There’s a lot of overlap between our list and the GAO report--special education preschool grants and grants for infants and families, Race to the Top--Early Learning Challenge, Head Start, and the Child Care and Development Fund, to name the big ones. But we also included many of the PreK-12 programs that are used, in many cases, for young children--especially now that about 60 percent of school districts offer pre-K programs. Those programs include special education state grants, Race to the Top--Assessment, kindergarten entry assessments, Statewide Longitudinal Data Systems, Investing in Innovation, 21st-Century Community Learning Centers, Social Innovation Fund, and Home Visiting, plus the portion of child care spending reapportioned by states from the federal Temporary Assistance for Needy Families program. We adjusted spending for each to account for the birth-to-5 and birth-to-8 portions of the program. Using those figures, we estimated that Congress appropriated a total of $18.0 billion towards programs for children age 5 and under in fiscal year 2012, and $21.8 billion on programs for children ages 0-8.

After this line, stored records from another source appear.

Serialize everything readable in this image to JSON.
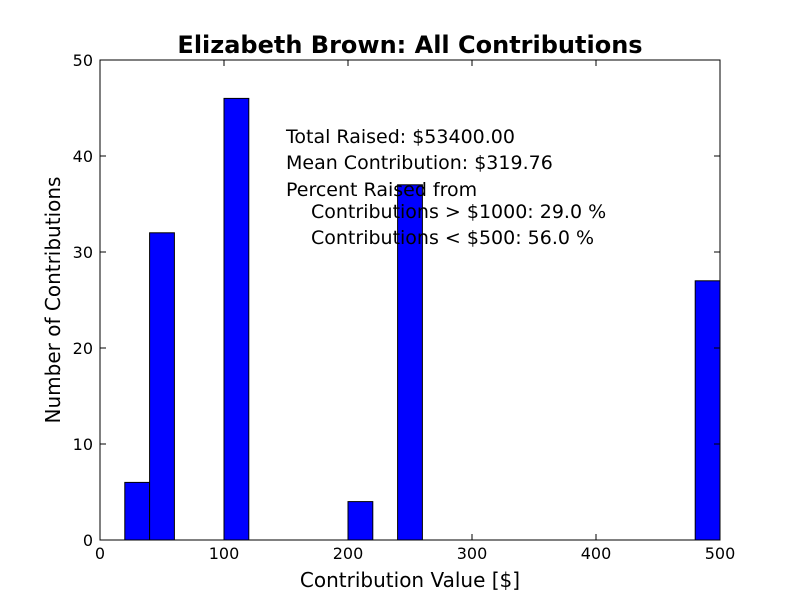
{
  "chart_data": {
    "type": "bar",
    "title": "Elizabeth Brown: All Contributions",
    "xlabel": "Contribution Value [$]",
    "ylabel": "Number of Contributions",
    "xlim": [
      0,
      500
    ],
    "ylim": [
      0,
      50
    ],
    "xticks": [
      0,
      100,
      200,
      300,
      400,
      500
    ],
    "yticks": [
      0,
      10,
      20,
      30,
      40,
      50
    ],
    "grid": false,
    "bar_color": "#0000ff",
    "bars": [
      {
        "x0": 20,
        "x1": 40,
        "value": 6
      },
      {
        "x0": 40,
        "x1": 60,
        "value": 32
      },
      {
        "x0": 100,
        "x1": 120,
        "value": 46
      },
      {
        "x0": 200,
        "x1": 220,
        "value": 4
      },
      {
        "x0": 240,
        "x1": 260,
        "value": 37
      },
      {
        "x0": 480,
        "x1": 500,
        "value": 27
      }
    ],
    "annotations": [
      "Total Raised: $53400.00",
      "Mean Contribution: $319.76",
      "Percent Raised from",
      "Contributions > $1000: 29.0 %",
      "Contributions < $500: 56.0 %"
    ]
  }
}
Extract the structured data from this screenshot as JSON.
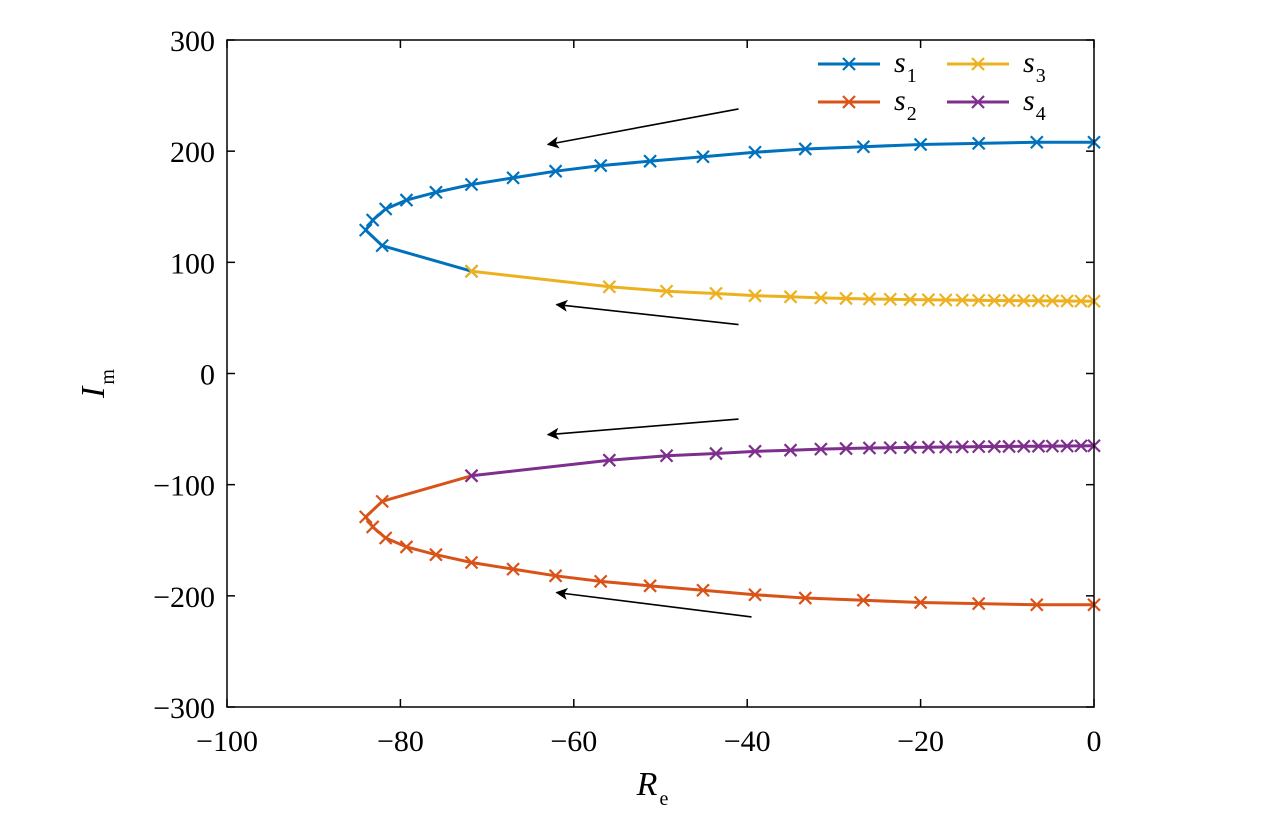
{
  "chart_data": {
    "type": "line",
    "title": "",
    "xlabel": {
      "main": "R",
      "sub": "e"
    },
    "ylabel": {
      "main": "I",
      "sub": "m"
    },
    "xlim": [
      -100,
      0
    ],
    "ylim": [
      -300,
      300
    ],
    "xticks": [
      -100,
      -80,
      -60,
      -40,
      -20,
      0
    ],
    "yticks": [
      -300,
      -200,
      -100,
      0,
      100,
      200,
      300
    ],
    "xtick_labels": [
      "−100",
      "−80",
      "−60",
      "−40",
      "−20",
      "0"
    ],
    "ytick_labels": [
      "−300",
      "−200",
      "−100",
      "0",
      "100",
      "200",
      "300"
    ],
    "grid": false,
    "legend_position": "top-right",
    "marker": "x",
    "series": [
      {
        "name": "s",
        "sub": "1",
        "color": "#0072BD",
        "points": [
          [
            0,
            208
          ],
          [
            -6.6,
            208
          ],
          [
            -13.3,
            207
          ],
          [
            -20,
            206
          ],
          [
            -26.6,
            204
          ],
          [
            -33.3,
            202
          ],
          [
            -39.1,
            199
          ],
          [
            -45.1,
            195
          ],
          [
            -51.2,
            191
          ],
          [
            -56.9,
            187
          ],
          [
            -62.1,
            182
          ],
          [
            -67.0,
            176
          ],
          [
            -71.8,
            170
          ],
          [
            -75.9,
            163
          ],
          [
            -79.3,
            156
          ],
          [
            -81.7,
            148
          ],
          [
            -83.2,
            138
          ],
          [
            -84.0,
            129
          ],
          [
            -82.1,
            115
          ],
          [
            -71.8,
            92
          ]
        ]
      },
      {
        "name": "s",
        "sub": "2",
        "color": "#D95319",
        "points": [
          [
            0,
            -208
          ],
          [
            -6.6,
            -208
          ],
          [
            -13.3,
            -207
          ],
          [
            -20,
            -206
          ],
          [
            -26.6,
            -204
          ],
          [
            -33.3,
            -202
          ],
          [
            -39.1,
            -199
          ],
          [
            -45.1,
            -195
          ],
          [
            -51.2,
            -191
          ],
          [
            -56.9,
            -187
          ],
          [
            -62.1,
            -182
          ],
          [
            -67.0,
            -176
          ],
          [
            -71.8,
            -170
          ],
          [
            -75.9,
            -163
          ],
          [
            -79.3,
            -156
          ],
          [
            -81.7,
            -148
          ],
          [
            -83.2,
            -138
          ],
          [
            -84.0,
            -129
          ],
          [
            -82.1,
            -115
          ],
          [
            -71.8,
            -92
          ]
        ]
      },
      {
        "name": "s",
        "sub": "3",
        "color": "#EDB120",
        "points": [
          [
            -71.8,
            92
          ],
          [
            -55.9,
            78
          ],
          [
            -49.3,
            74
          ],
          [
            -43.6,
            72
          ],
          [
            -39.1,
            70
          ],
          [
            -35.0,
            69
          ],
          [
            -31.5,
            68
          ],
          [
            -28.6,
            67.5
          ],
          [
            -25.9,
            67
          ],
          [
            -23.5,
            66.8
          ],
          [
            -21.2,
            66.5
          ],
          [
            -19.1,
            66.3
          ],
          [
            -17.1,
            66.1
          ],
          [
            -15.2,
            66
          ],
          [
            -13.3,
            65.8
          ],
          [
            -11.5,
            65.7
          ],
          [
            -9.8,
            65.6
          ],
          [
            -8.1,
            65.5
          ],
          [
            -6.4,
            65.4
          ],
          [
            -4.8,
            65.3
          ],
          [
            -3.1,
            65.2
          ],
          [
            -1.5,
            65.1
          ],
          [
            0,
            65
          ]
        ]
      },
      {
        "name": "s",
        "sub": "4",
        "color": "#7E2F8E",
        "points": [
          [
            -71.8,
            -92
          ],
          [
            -55.9,
            -78
          ],
          [
            -49.3,
            -74
          ],
          [
            -43.6,
            -72
          ],
          [
            -39.1,
            -70
          ],
          [
            -35.0,
            -69
          ],
          [
            -31.5,
            -68
          ],
          [
            -28.6,
            -67.5
          ],
          [
            -25.9,
            -67
          ],
          [
            -23.5,
            -66.8
          ],
          [
            -21.2,
            -66.5
          ],
          [
            -19.1,
            -66.3
          ],
          [
            -17.1,
            -66.1
          ],
          [
            -15.2,
            -66
          ],
          [
            -13.3,
            -65.8
          ],
          [
            -11.5,
            -65.7
          ],
          [
            -9.8,
            -65.6
          ],
          [
            -8.1,
            -65.5
          ],
          [
            -6.4,
            -65.4
          ],
          [
            -4.8,
            -65.3
          ],
          [
            -3.1,
            -65.2
          ],
          [
            -1.5,
            -65.1
          ],
          [
            0,
            -65
          ]
        ]
      }
    ],
    "annotations": [
      {
        "type": "arrow",
        "from": [
          -41,
          238
        ],
        "to": [
          -63,
          206
        ]
      },
      {
        "type": "arrow",
        "from": [
          -41,
          44
        ],
        "to": [
          -62,
          62
        ]
      },
      {
        "type": "arrow",
        "from": [
          -41,
          -41
        ],
        "to": [
          -63,
          -55
        ]
      },
      {
        "type": "arrow",
        "from": [
          -39.5,
          -219
        ],
        "to": [
          -62,
          -197
        ]
      }
    ]
  }
}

Alexander intends to propose new legislation that would streamline federal early care and education programs, giving states more flexibility in how to spend federal dollars and offering parents more choice. He suggests the Child Care and Development Block Grant reauthorization bill that passed the Senate last month is one example of what would work better. The bill expands some safety and quality requirements for providers who choose to accept the subsidies. (For more on CCDBG, read this post about the recent legislation.)
We agree with Alexander’s basic argument: There are a number of federal programs that have a hand in providing services to children, birth-to-5, and their families. In most cases, these programs are not coordinated in any way and in some cases they may be duplicative. There is definitely room for improvement. But he’s missing an important point: there’s a difference between care and learning. And most of the federal investment right now is in the care of young children, not in their learning and development. It is important for parents to have access to child care, as well as other supports for their families, so they are able to work or get additional education. The Strong Start Act is different. It focuses on learning, as well as on improving low- and moderate-income children’s access to high-quality pre-kindergarten programs.

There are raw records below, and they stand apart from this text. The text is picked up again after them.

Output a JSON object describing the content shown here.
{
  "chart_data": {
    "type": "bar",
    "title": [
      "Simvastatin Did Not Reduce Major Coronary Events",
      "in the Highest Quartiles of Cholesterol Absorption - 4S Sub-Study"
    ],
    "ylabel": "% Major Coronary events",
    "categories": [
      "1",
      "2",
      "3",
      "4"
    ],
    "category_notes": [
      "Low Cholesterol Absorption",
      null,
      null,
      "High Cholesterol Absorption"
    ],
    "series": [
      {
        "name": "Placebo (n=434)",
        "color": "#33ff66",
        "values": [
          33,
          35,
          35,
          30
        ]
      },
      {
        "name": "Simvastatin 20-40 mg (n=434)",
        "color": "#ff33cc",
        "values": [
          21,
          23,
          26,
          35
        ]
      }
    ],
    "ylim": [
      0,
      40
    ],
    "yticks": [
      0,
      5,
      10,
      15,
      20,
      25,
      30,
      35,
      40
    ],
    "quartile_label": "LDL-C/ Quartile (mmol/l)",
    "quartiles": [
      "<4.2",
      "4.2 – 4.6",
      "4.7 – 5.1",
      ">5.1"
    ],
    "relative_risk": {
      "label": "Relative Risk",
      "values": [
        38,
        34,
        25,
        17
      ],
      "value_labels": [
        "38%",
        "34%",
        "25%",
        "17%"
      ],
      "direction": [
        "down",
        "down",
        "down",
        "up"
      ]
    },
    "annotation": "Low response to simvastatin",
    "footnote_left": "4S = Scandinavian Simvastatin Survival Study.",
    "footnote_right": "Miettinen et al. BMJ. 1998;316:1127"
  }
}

Giving states strings-free money and leaving it to them to figure out how to meet families early care and education needs won’t work. There’s ample research signaling what works in early education and the federal government has an important role in helping to leverage states’ efforts to provide high-quality opportunities. So while, yes, the federal government should design better connections and stronger coordination among the many programs with which it helps support early childhood, it should also recognize and expand its role in helping states improve access for all families to high-quality early educational opportunities.
Republicans in the House and Senate are also rethinking the federal government’s Head Start program. Last month, Senator Mike Lee (R-UT) introduced the Head Start Improvement Act and earlier this week Congressman Matt Salmon (R-AZ) introduced a companion bill. We’ll have more analysis on this proposed legislation in the coming weeks.